Venezuela, il chavismo verso il precipizio

Pubblicato il 10 Marzo 2014 alle 14:30 Autore: Giacomo Morabito

Continua il caos in Venezuela. A Caracas, l’ennesima manifestazione di protesta contro la scarsità di beni di prima necessità è stata repressa da agenti in tenuta antisommossa, i quali hanno fatto ricorso ai gas lacrimogeni per disperdere i dimostranti, evitando così che si avvicinassero al Ministero dell’Alimentazione. Sebbene le proteste siano esplose lo scorso febbraio, il recente clima di forte tensione è dovuto alla forte esasperazione popolare: “Qui c‘è gente che si batte per un futuro migliore perché in Venezuela non c‘è futuro! Ci vuole un grande cambio, ma la sola risorsa che abbiamo come venezuelani è di ribadire la nostra dignità”.

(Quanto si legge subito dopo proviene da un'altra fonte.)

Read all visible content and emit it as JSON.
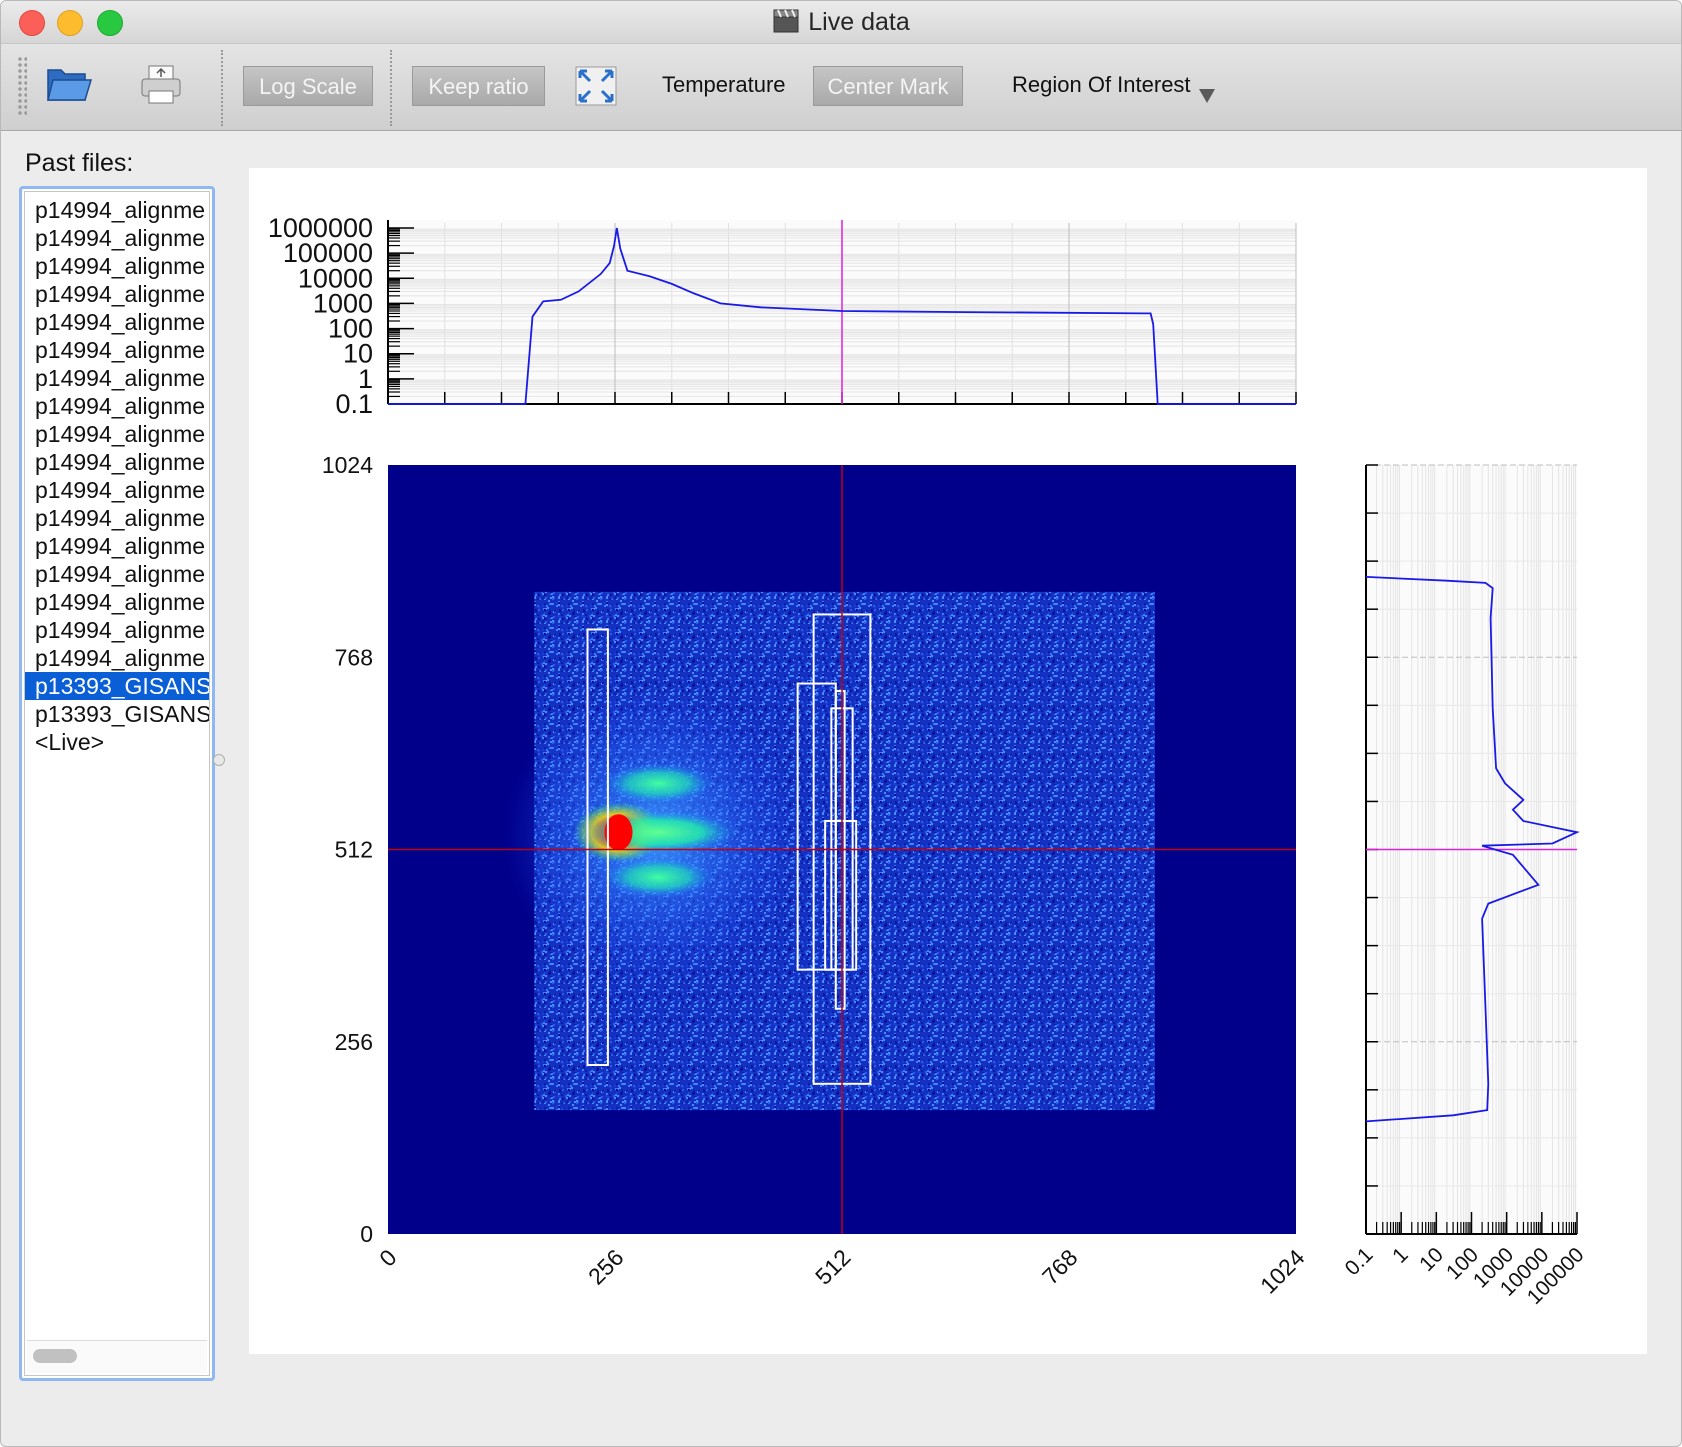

Gli scontri dello scorso giovedì avvenuti nella capitale venezuelana, che hanno causato due morti, testimoniano come ormai la situazione nel Paese sia totalmente fuori controllo: finora, si sono registrati venti morti durante il mese delle proteste contro l’inflazione, la mancanza di generi di prima necessità e la criminalità. Il governo non riesce a più a porre fine alla violenza generata dalle proteste, mentre a livello internazionale appare sempre più “isolato”. L’Organization of American States (OAS) si limita a un documento di solidarietà e invita al dialogo fra le parti del Paese, mentre l’Unión de Naciones Suramericanas (UNASUR) preferisce una posizione di equilibrio.

chavez

Il Presidente Nicolás Maduro si difende insistendo sulla linea della delegittimazione: “Quelle non sono proteste, ma puro vandalismo”, così ha dichiarato in occasione di un discorso ufficiale. Nel frattempo, i media di Stato badano a censurare gli scontri, ma dedicando maggiori attenzioni alle manifestazioni a favore del governo: si tratta di estremi tentativi (gli ultimi?) volti a salvare il chavismo ormai giunto alla fine. Le proteste in piazza non sono l’unico problema per il governo da risolvere: infatti, nonostante sia uno dei principali produttori di petrolio, il Venezuela registra un’inflazione annua del 56% e da diversi mesi non sono più reperibili nel Paese i prodotti di prima necessità, come carta igienica, farina e latte.